You will be very stuck if you can only use standard libraries because communication with a COM port is not part of the standard library and you normally have to use some 3rd party platform library.
When sending AT commands you need to be very careful with you line endings because they have relevence to the AT command command set. End commands with a carridge return, don't use new lines at all. Get to the point where you can send an "AT" and get the "OK" echo'd back to you before you get into more complex commands. be aware that the "+++" command to bring you from on-line mode to off-line mode should not have anything following it (i.e. no carridge return or line feed). Anything following a "+++" cancels it. You must send the "+++" and wait for the modem to get back to you with an OK which may be several seconds.

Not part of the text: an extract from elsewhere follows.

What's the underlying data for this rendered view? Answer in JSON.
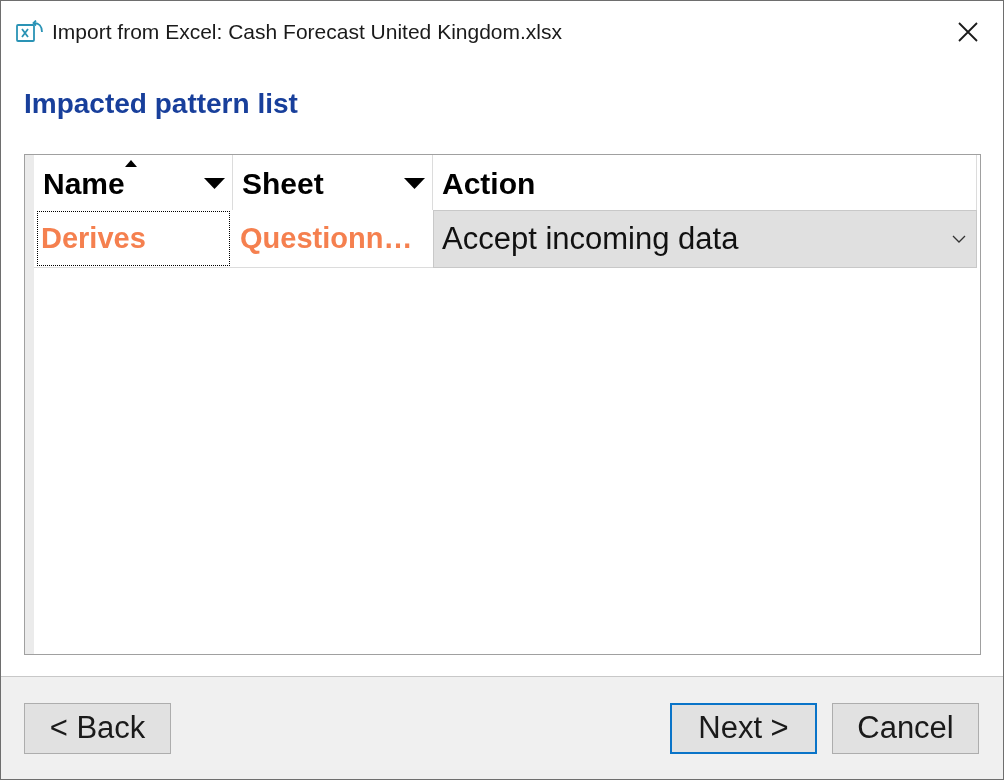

Remember that modems have a number of things you can set that effect what they send back to you, echo, results mode (numerical or status or extended). The first command you should send should be to configure the modem to send results in the manor you are expecting and to switch off the echo.
Standard libraries are stuff that all C compilers have to support in order to considered "standards compliant". The functions you need are things like FILE* fopen("COM:", "rw"); (for Windows), or FILE* fopen("/dev/tty", "rw"); (for Linux/Unix), and this function is declared in the header file stdio.h.
That will open the device for communication. Then you would use other functions to write/read the device. FWIW, these are C functions, not C++, there are similar means that are C++ specific, and are declared in the iostream header file. If your class requires that you use the C++ versions of the device open/write/read functions, then look at iostream.